Im Artikel 2 des Staatsgrundgesetztes der Republik Österreich da steht’s: “Vor dem Gesetze sind alle Staatsbürger gleich”. Alle gleich! Sind wir tatsächlich und wirklich alle gleich vor dem Gesetze?

Erlauben Sie mir, wie ich meine, private Überlegung dazu anzustellen:

Wenn ein Arzt (ich nehme das Beispiel, weil ich selber Arzt bin) die Behandlung eines Patienten übernimmt, so ist er für die Korrektheit seiner diagnostischen und therapeutischen Handlungen persönlich verantwortlich. Es spielt keine Rolle wie kompliziert die Erkrankung, wie komplex der „Fall“ auch sein mag. Sollten Fehler unterlaufen, dann wird über Schuld oder Unschuld des Therapeuten entschieden werden. Die rechtlichen Folgen einer Fehldiagnose oder Fehlbehandlung werden vor Gericht verhandelt werden.

 

Das gilt für alle Berufe, gilt für alle Staatsbürger; siehe jenen erwähnten Artikel 2 des Staatsgrundgesetzes.

Wie verhält es sich dann mit der Juristerei? Sind auch Juristen im Dienst der Republik gleichgestellt, oder werden Juristen Freiräume zugestanden, die für den Rest der Staatsbürger so nicht existieren?

Fall 1: Ein Staatsanwalt „verlegt“,“ vergisst“ einen Akt, eine Anzeige gegen den seinerzeitigen Innenminister Ernst Strasser solange, bis der vermutete Tatbestand verjährt ist. Erst danach taucht der Akt wieder auf.

Fraglos eine Schlamperei, die rechtliche Konsequenzen haben würde, wenn sie von einem Arzt verursacht worden wäre. Ein Fehlverhalten, das ein gerichtliches Nachspiel hätte, wenn die Befundverwaltung z.B. eines Arztes betroffen gewesen wäre und ein Patient dadurch Schaden genommen hätte.

Der „schlampig vergessliche“ Staatsanwalt braucht sich über rechtliche Konsequenzen, soweit mir bekannt ist, keine Sorgen zu machen…..

Fall 2: Die Frau Justizminister erklärt entspannt und achselzuckend im Fernsehen des ORF, dass Prozesse in der Größenordnung des BAWAG Desasters nicht ohne Fehler zu führen seien. Das sei normal, komme eben vor und sei überhaupt nicht besorgniserregend.

Das heißt: Die Verhandlungssache gegen den sprichwörtlichen Händeldieb geht konsequent, rasch und eindeutig über den Richtertisch. Bei Großprozessen sei jedoch kein Richter mehr in der Lage fehlerlos Recht zu sprechen. Persönliche Konsequenzen für die Richterin: KEINE! Außer vereinzelt und „hinter vorgehaltener Hand“ geäußerte böse Nachrede und Häme in Expertenkreisen.

Nach meinem Verständnis eine anschauliche Bankrotterklärung des Rechtssystems! Gelten im RECHTSstaat für RECHTsprecher vielleicht andere Gesetze? Oder sind Richter schlicht unfähig Prozesse dieser Größenordnung rechtskonform abzuwickeln?
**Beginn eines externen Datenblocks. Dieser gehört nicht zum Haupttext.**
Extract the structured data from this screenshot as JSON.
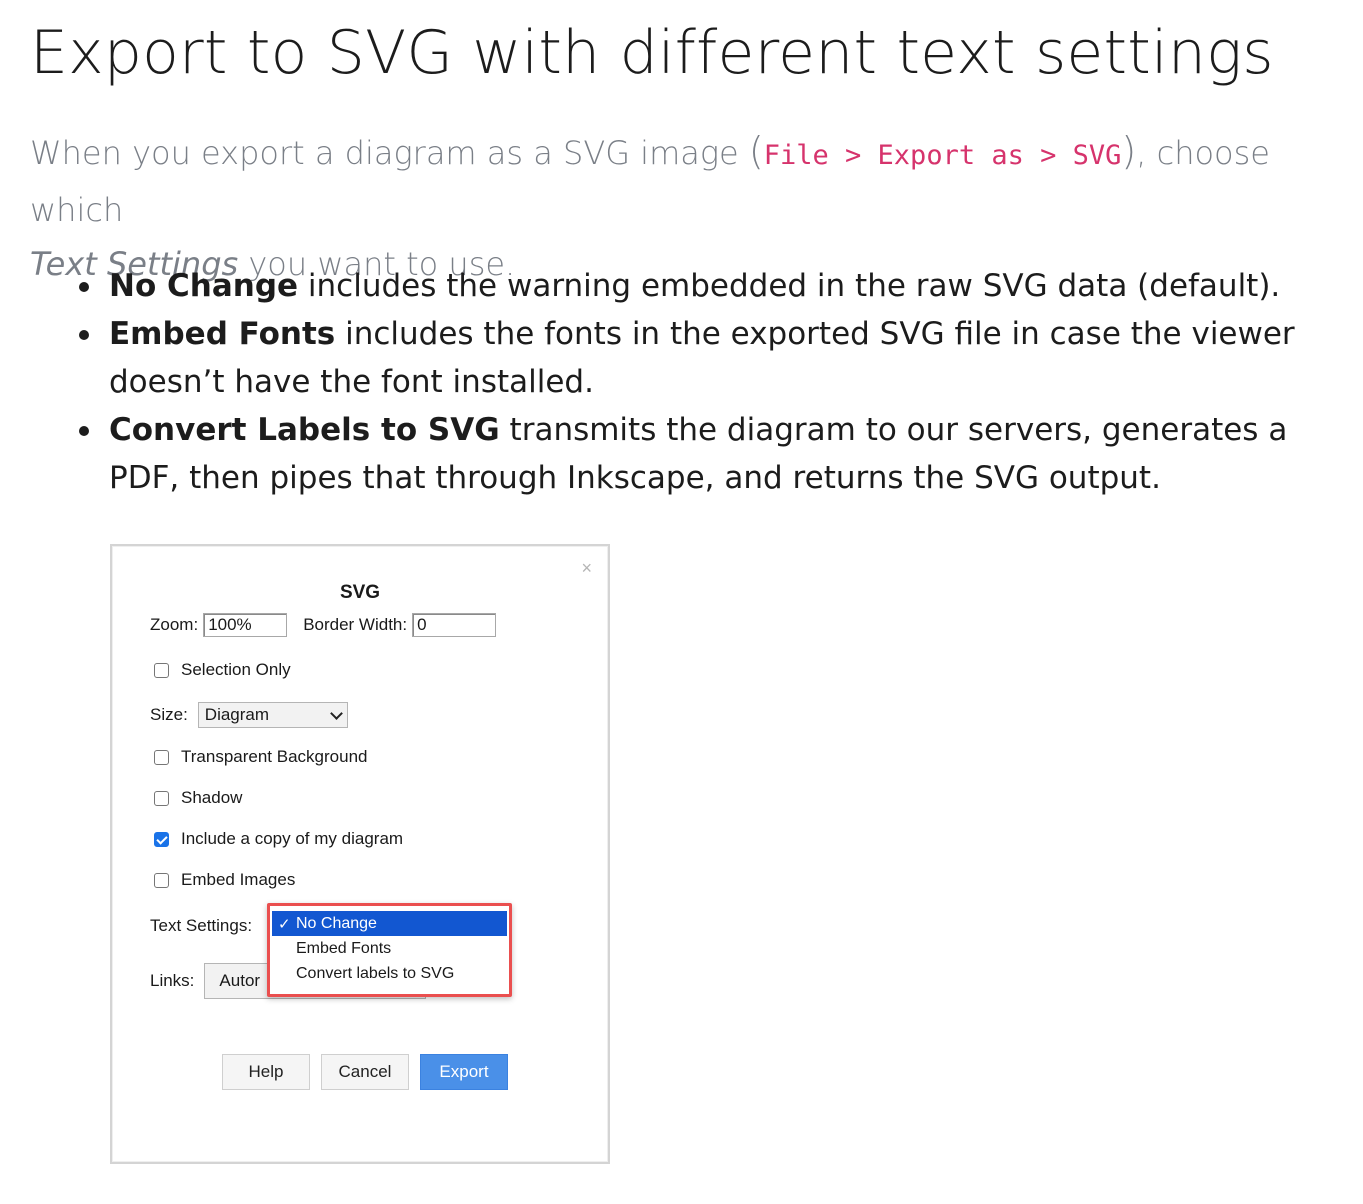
{
  "title": "Export to SVG with different text settings",
  "intro": {
    "before": "When you export a diagram as a SVG image ",
    "open_paren": "(",
    "path_file": "File",
    "path_sep1": " > ",
    "path_export": "Export as",
    "path_sep2": " > ",
    "path_svg": "SVG",
    "close_paren": ")",
    "after": ", choose which ",
    "emphasis": "Text Settings",
    "end": " you want to use."
  },
  "bullets": [
    {
      "term": "No Change",
      "text": " includes the warning embedded in the raw SVG data (default)."
    },
    {
      "term": "Embed Fonts",
      "text": " includes the fonts in the exported SVG file in case the viewer doesn’t have the font installed."
    },
    {
      "term": "Convert Labels to SVG",
      "text": " transmits the diagram to our servers, generates a PDF, then pipes that through Inkscape, and returns the SVG output."
    }
  ],
  "dialog": {
    "close_glyph": "×",
    "title": "SVG",
    "zoom_label": "Zoom:",
    "zoom_value": "100%",
    "border_label": "Border Width:",
    "border_value": "0",
    "selection_only": "Selection Only",
    "size_label": "Size:",
    "size_value": "Diagram",
    "transparent_bg": "Transparent Background",
    "shadow": "Shadow",
    "include_copy": "Include a copy of my diagram",
    "include_copy_checked": true,
    "embed_images": "Embed Images",
    "text_settings_label": "Text Settings:",
    "text_settings_options": [
      "No Change",
      "Embed Fonts",
      "Convert labels to SVG"
    ],
    "selected_check": "✓",
    "links_label": "Links:",
    "links_value": "Autor",
    "help": "Help",
    "cancel": "Cancel",
    "export": "Export"
  },
  "colors": {
    "code": "#d6336c",
    "intro_text": "#7a7f87",
    "primary_button": "#4a90e8",
    "menu_highlight": "#1257d1",
    "annotation_border": "#ea4f4f"
  }
}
Ein Arzt, der eine stundenlange, höchst komplizierte Operation verpfuscht, kann sehr wohl auf der Anklagebank landen, dann wenn ein Mensch Schaden nimmt. Ein Richter (m/w) jedoch muss keine Konsequenzen befürchten, auch dann, wenn sein Fehlurteil einen Unschuldigen vielleicht hinter Gitter bringt. Ein Richter(m/w) darf also, aus meiner Sicht, „Pfusch“ bauen, und kann zu seinem „Pfusch“ sogar selbstbewußt stehen! Ja, ein Richter(m/w) kann trotzdem, oder deswegen(?) mit höchsten Ministerehren belohnt werden.

Ich schätze unser österreichisches Rechtssysstem und ich glaube daran. Ich bin überzeugter und begeisterter Demokrat, ein österreichischer Patriot. Ich verlasse mich darauf, dass Recht, Recht bleibt und vor Gericht Recht gesprochen wird, ohne ansehen der Person! Trotzdem habe ich Angst! Angst vor Schieflagen und Ungleichheiten. Vor Bovi und Jovi. Ich möchte auch künftig ruhig schlafen können, weil das Volk die Regierung kontrolliert, wie es Suu Kyi, die burmesische Friedensnobelpreisträgerin auf den Punkt bringt.

Vor dem Gesetz sind alle gleich. BITTE, BITTE, liebe politisch Verantwortliche, Delegierte und Entsandte, nehmt die Verfassung ernst und setzt euch nicht über unser Rechtsempfinden und unser Staatsgrundgesetz leichtfertig hinweg!